Red Hot Chili Peppers: It’s not like these guys are bad. Some of their better riffs have a nice groove. My first problem with the band is that if the Red Hot Chili Peppers didn’t exist, the record industry would have had to create them, and that, in essence, is what it did, taking a band with a lot more perspiration than inspiration and promoting them as the dick-waving white boys who were ready to party. As rock or funk or whatever, most of their hits are merely workmanlike. And I have a real problem with the near deification of their recent work. Songs like “Californication” are just lame retreads of better songs that they wrote a decade or more ago. It is high time for this band to disappear back into the Malibu hills and live off their sundry royalty checks.

Henry Rollins: I’ve already given a tirade or two in earlier blogs on how much I can’t stand this man, and I won’t repeat them here, but why can’t this first-rate jagoff get a real job? He just won’t go away: second-rate singer, third-rate songwriter, fourth-rate poet, incompetent interviewer. What’s next? My bet is that we’ll find him on the cooking channel, presenting his recipe for deluxe mac and cheese or scrumptious pot brownies, entertaining us with long winded stories about how he wishes he could show Rachael Ray his cock.

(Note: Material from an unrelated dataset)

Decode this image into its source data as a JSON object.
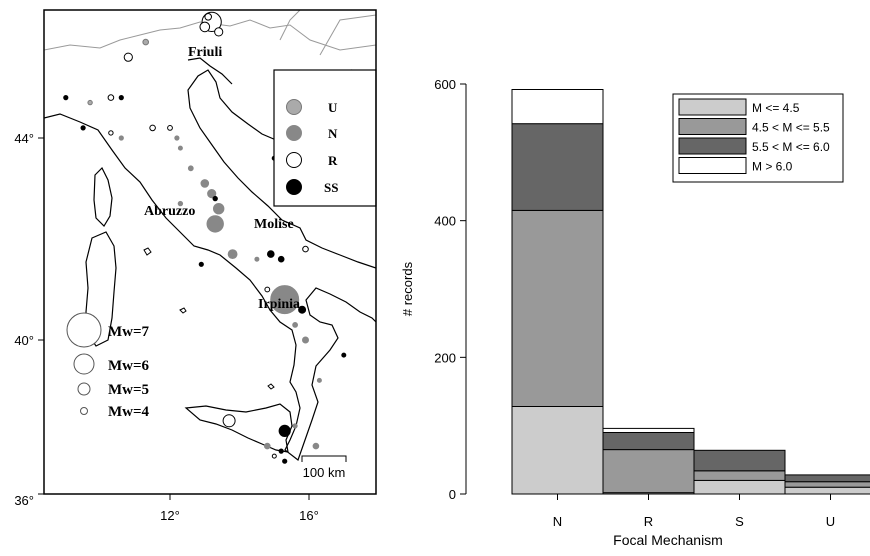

Sonic Youth: I am a bit conflicted about this one, as there are a number of folks I respect who really like this band. But I just don’t get it. Sonic Youth has always been a follower, the ultimate musical dilettantes, dabbling in whatever was the latest hip thing to arrive in their Manhattan neighborhood, be it crunching barr chords, hip hop, or apocalyptic noise. None of their stuff sounds very original to me, even with all of their pretentious guitar tunings, and none of them can really sing. Most damning, they gave one of the worst performances for a major act that I have ever seen when they opened for Public Enemy at the Aragon circa 1989, jacking away on their guitars for over an hour, offering the audience 75 minutes of undistinguished sludge.